Getting married again after being widowed was not forbidden clearly, nor was it a sign of weakness of character, but for Anna to remain a widow for so long does speak to the strength of her character.

She put a priority on worship of the Lord over her own desires and affections. She decided to worship the Lord continually in the Temple night and day. Her pattern of self denial is also evidenced in that she added fasting to her prayer.

A quick note on fasting. Fasting is denying yourself food for periods of time for no other purpose than to help oneself focus solely on prayer. Fasting is often mentioned in conjunction with prayer in the New Testament. It is not designed to be a public display but a private and personal act only to aid prayer. It is also not a requirement but rather it is a personal act of devotion and worship. 
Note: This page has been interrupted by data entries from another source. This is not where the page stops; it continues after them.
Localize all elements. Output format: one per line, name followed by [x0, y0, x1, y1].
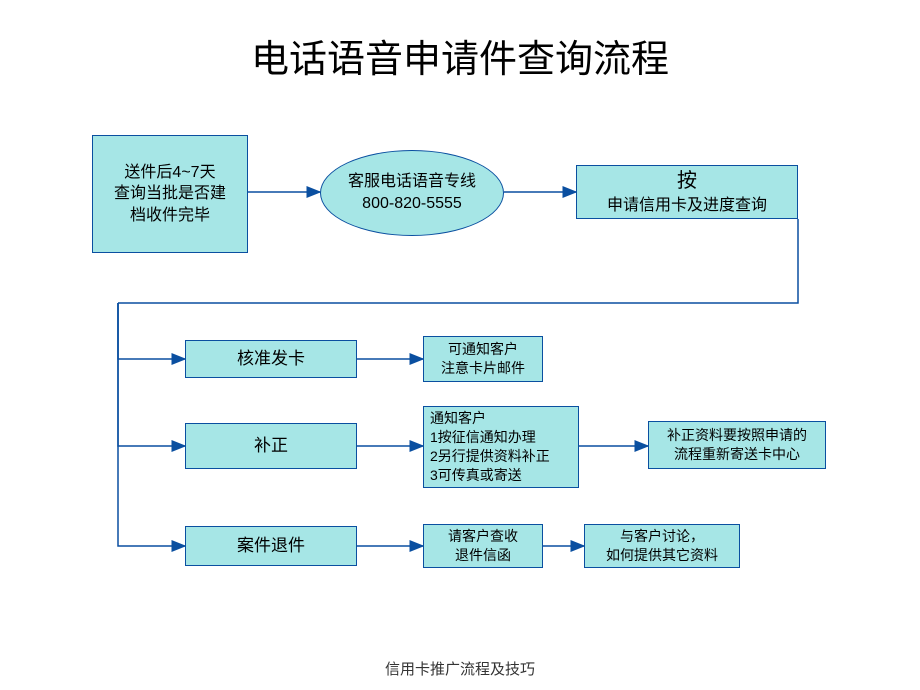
- node-line: 档收件完毕: [130, 205, 210, 227]
- flow-node-n8: 补正资料要按照申请的流程重新寄送卡中心: [648, 421, 826, 469]
- flow-node-n1: 送件后4~7天查询当批是否建档收件完毕: [92, 135, 248, 253]
- edge-split-n9: [118, 303, 185, 546]
- node-line: 案件退件: [237, 535, 305, 558]
- node-line: 流程重新寄送卡中心: [674, 445, 800, 464]
- flow-node-n10: 请客户查收退件信函: [423, 524, 543, 568]
- flow-node-n6: 补正: [185, 423, 357, 469]
- page-title: 电话语音申请件查询流程: [0, 28, 920, 83]
- edge-split-n6: [118, 303, 185, 446]
- node-line: 3可传真或寄送: [430, 466, 522, 485]
- flow-node-n5: 可通知客户注意卡片邮件: [423, 336, 543, 382]
- flow-node-n11: 与客户讨论，如何提供其它资料: [584, 524, 740, 568]
- node-line: 补正资料要按照申请的: [667, 426, 807, 445]
- node-line: 申请信用卡及进度查询: [607, 195, 767, 217]
- node-line: 2另行提供资料补正: [430, 447, 550, 466]
- node-line: 与客户讨论，: [620, 527, 704, 546]
- flow-node-n4: 核准发卡: [185, 340, 357, 378]
- node-line: 补正: [254, 435, 288, 458]
- node-line: 注意卡片邮件: [441, 359, 525, 378]
- flow-node-n9: 案件退件: [185, 526, 357, 566]
- node-line: 如何提供其它资料: [606, 546, 718, 565]
- footer-text: 信用卡推广流程及技巧: [0, 658, 920, 679]
- node-line: 请客户查收: [448, 527, 518, 546]
- flow-node-n2: 客服电话语音专线800-820-5555: [320, 150, 504, 236]
- node-line: 通知客户: [430, 409, 486, 428]
- edge-split-n4: [118, 303, 185, 359]
- node-line: 客服电话语音专线: [348, 171, 476, 193]
- node-line: 送件后4~7天: [124, 162, 215, 184]
- node-line: 核准发卡: [237, 348, 305, 371]
- node-line: 1按征信通知办理: [430, 428, 536, 447]
- node-line: 可通知客户: [448, 340, 518, 359]
- node-line: 按: [677, 168, 697, 195]
- node-line: 800-820-5555: [362, 193, 462, 215]
- flow-node-n3: 按申请信用卡及进度查询: [576, 165, 798, 219]
- flow-node-n7: 通知客户1按征信通知办理2另行提供资料补正3可传真或寄送: [423, 406, 579, 488]
- node-line: 退件信函: [455, 546, 511, 565]
- node-line: 查询当批是否建: [114, 183, 226, 205]
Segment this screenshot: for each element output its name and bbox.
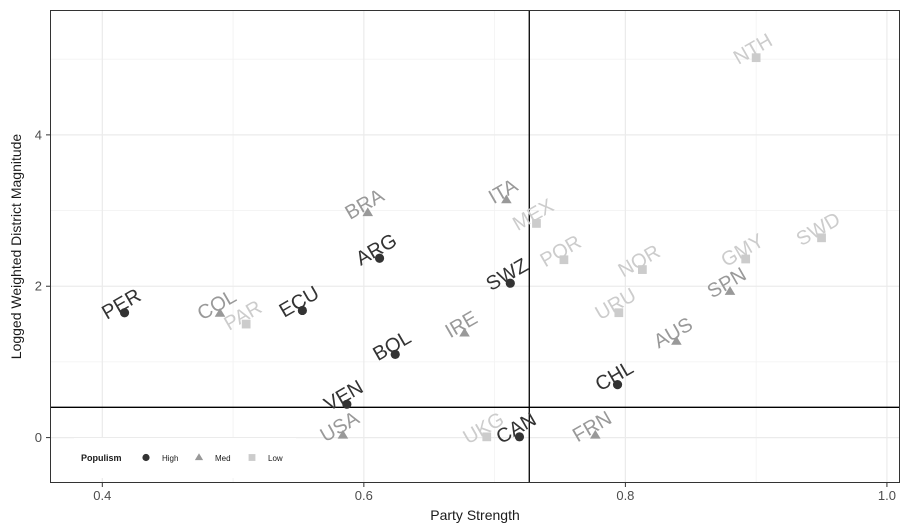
- x-axis-ticks: 0.4 0.6 0.8 1.0: [93, 483, 896, 503]
- data-point: [459, 327, 470, 337]
- data-point: [751, 53, 761, 63]
- data-point: [514, 432, 525, 442]
- legend: Populism High Med Low: [74, 438, 296, 478]
- data-point: [638, 265, 647, 274]
- data-point: [390, 349, 400, 359]
- data-point: [559, 255, 569, 265]
- data-point: [362, 207, 374, 217]
- legend-background: [74, 438, 296, 478]
- data-point: [505, 278, 515, 288]
- major-gridlines: [50, 10, 900, 483]
- x-axis-title: Party Strength: [430, 507, 520, 523]
- y-axis-ticks: 0 2 4: [35, 127, 50, 445]
- data-point: [337, 429, 349, 439]
- data-point: [532, 219, 541, 228]
- data-point: [817, 233, 826, 243]
- data-point: [241, 319, 251, 329]
- legend-key: [142, 453, 150, 462]
- data-point: [590, 429, 601, 439]
- y-axis-title: Logged Weighted District Magnitude: [8, 134, 24, 360]
- y-tick-label: 4: [35, 127, 42, 142]
- data-point: [482, 432, 492, 442]
- legend-key: [194, 453, 204, 461]
- data-point: [741, 254, 751, 264]
- data-point: [374, 253, 385, 263]
- x-tick-label: 0.4: [93, 488, 111, 503]
- data-point: [724, 286, 736, 295]
- data-point: [119, 308, 130, 318]
- minor-gridlines: [50, 10, 900, 483]
- data-point: [612, 380, 623, 390]
- x-tick-label: 1.0: [878, 488, 896, 503]
- legend-key: [248, 454, 256, 461]
- data-point: [501, 194, 512, 204]
- y-tick-label: 0: [35, 430, 42, 445]
- x-tick-label: 0.6: [355, 488, 373, 503]
- data-point: [214, 308, 226, 317]
- legend-entry-label: High: [162, 454, 178, 463]
- y-tick-label: 2: [35, 279, 42, 294]
- legend-entry-label: Med: [215, 454, 231, 463]
- data-point: [342, 399, 352, 409]
- legend-title: Populism: [81, 453, 122, 463]
- data-point: [671, 336, 682, 345]
- data-markers: [119, 53, 826, 442]
- data-point: [297, 305, 307, 316]
- data-point: [614, 308, 624, 318]
- legend-entry-label: Low: [268, 454, 283, 463]
- panel-background: [50, 10, 900, 483]
- x-tick-label: 0.8: [616, 488, 634, 503]
- reference-lines: [50, 10, 900, 483]
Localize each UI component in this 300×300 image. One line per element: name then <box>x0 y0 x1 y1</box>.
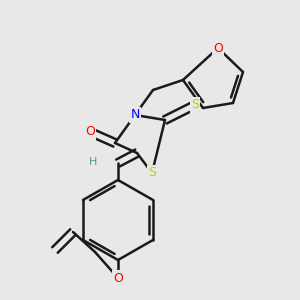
Text: S: S <box>148 167 156 179</box>
Text: S: S <box>191 98 199 112</box>
Text: O: O <box>213 41 223 55</box>
Text: O: O <box>85 125 95 139</box>
Text: N: N <box>130 109 140 122</box>
Text: O: O <box>113 272 123 284</box>
Text: H: H <box>89 157 97 167</box>
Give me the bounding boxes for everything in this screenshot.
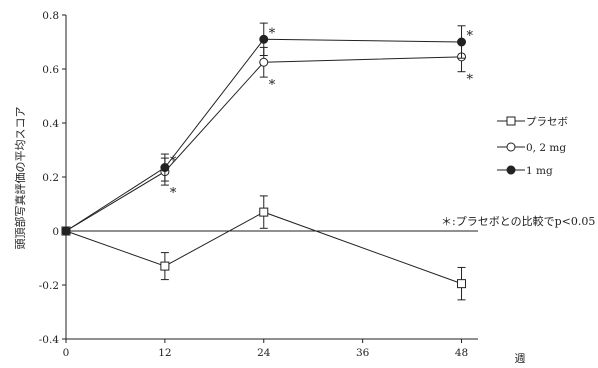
significance-mark: * <box>170 155 177 170</box>
y-tick-label: 0.6 <box>42 64 59 76</box>
data-point <box>160 261 170 271</box>
significance-mark: * <box>467 29 474 44</box>
legend-item-1mg: 1 mg <box>497 165 553 177</box>
series-line-1mg <box>65 38 462 232</box>
data-point <box>259 57 269 67</box>
y-tick-label: 0.4 <box>42 118 59 130</box>
x-tick-label: 12 <box>158 347 171 359</box>
x-tick-label: 48 <box>455 347 468 359</box>
series-layer <box>61 22 467 301</box>
y-tick-label: 0.2 <box>42 172 59 184</box>
data-point <box>259 207 269 217</box>
legend-marker-1mg <box>506 165 516 175</box>
legend-label-placebo: プラセボ <box>526 116 568 128</box>
x-tick-label: 0 <box>63 347 70 359</box>
data-point <box>457 37 467 47</box>
data-point <box>160 163 170 173</box>
data-point <box>259 34 269 44</box>
significance-mark: * <box>467 73 474 88</box>
axes: 0.80.60.40.20-0.2-0.40 12 24 36 48 <box>39 10 478 359</box>
series-line-placebo <box>65 211 462 285</box>
significance-note: ＊:プラセボとの比較でp<0.05 <box>441 214 595 228</box>
y-tick-label: 0.8 <box>42 10 59 22</box>
y-tick-label: -0.2 <box>39 280 59 292</box>
y-tick-label: 0 <box>52 226 59 238</box>
y-tick-label: -0.4 <box>39 334 60 346</box>
legend: プラセボ 0, 2 mg 1 mg <box>497 116 568 177</box>
series-line-0-2mg <box>65 56 462 232</box>
significance-marks: * * * * * * <box>170 26 474 201</box>
legend-item-placebo: プラセボ <box>497 116 568 128</box>
y-axis-label: 頭頂部写真評価の平均スコア <box>13 107 27 250</box>
legend-marker-placebo <box>506 116 516 126</box>
significance-mark: * <box>170 186 177 201</box>
legend-marker-0-2mg <box>506 142 516 152</box>
significance-mark: * <box>269 26 276 41</box>
x-tick-label: 36 <box>356 347 370 359</box>
series-placebo <box>61 195 467 301</box>
data-point <box>457 279 467 289</box>
data-point <box>61 226 71 236</box>
x-axis-label: 週 <box>515 352 526 365</box>
series-1mg <box>61 22 467 236</box>
legend-label-1mg: 1 mg <box>526 165 553 177</box>
significance-mark: * <box>269 78 276 93</box>
legend-item-0-2mg: 0, 2 mg <box>497 142 566 154</box>
x-tick-label: 24 <box>257 347 271 359</box>
legend-label-0-2mg: 0, 2 mg <box>526 142 566 154</box>
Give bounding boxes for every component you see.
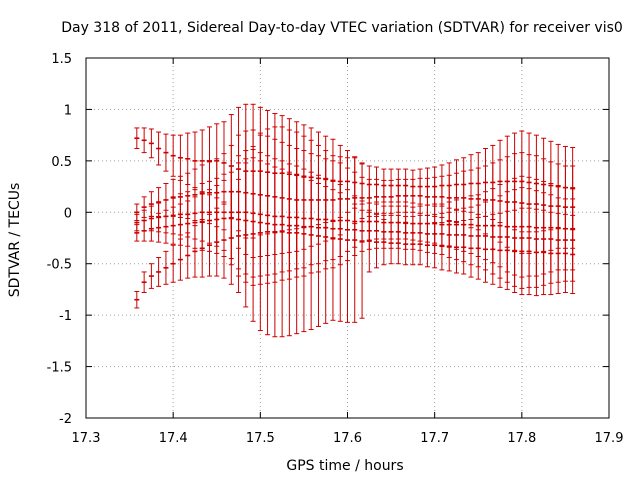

Verse 37 says that she didn’t depart from the Temple, worshipping with fasting and prayer night and day. This is a bit of hyperbole, we would say, “she’s there all the time,” or, “she never leaves the Temple,” even if we just meant that she’s just there a lot. 

Either way, she put a priority on communing with God in the Temple, pouring out her heart to Him, praying for the redemption of Jerusalem that the coming of Messiah would bring.

Anna also communed with the saints, verse 38 says, “And coming up at that very hour she began to give thanks to God and to speak of Him to all who were waiting for the redemption of Jerusalem.”

Her praises joined Simeon’s and she spoke to all those around her that were waiting for the redemption of Jerusalem. 

These were the Old Testament saints, just as we are New Testament saints, we are looking back in faith to the first coming of Messiah, but they were looking forward in faith. 

They weren’t hoping for a political or temporal Messiah as the Pharisees were and many Jews today still are, they were hoping for a spiritual Messiah, the Lamb of God who takes away the sin of the world by faith.

And Anna’s faith was rewarded, her faith became sight that day when she got to see Jesus Messiah with her own eyes.

Anna is a saint worth imitating, her consistency, her holiness, her prayerfulness, and her self-denial. 

She was rewarded because she was faithful with so little, we now have the whole canon of Scripture, the testimonies of the saints, the witness of His church, and the indwelling Holy Spirit, may we be as faithful as Anna was as we hope for Messiah’s Second Coming!

Anna’s name meant, “grace.”

The Good news of grace is that Messiah has come, His Name is Jesus, and He has taken away the sins of the world, if we turn from our wicked ways and trust in Him. For it is by grace through faith in Jesus Messiah that we are saved.

May we all, like Anna, by grace through faith, see the face of God in Jesus and live.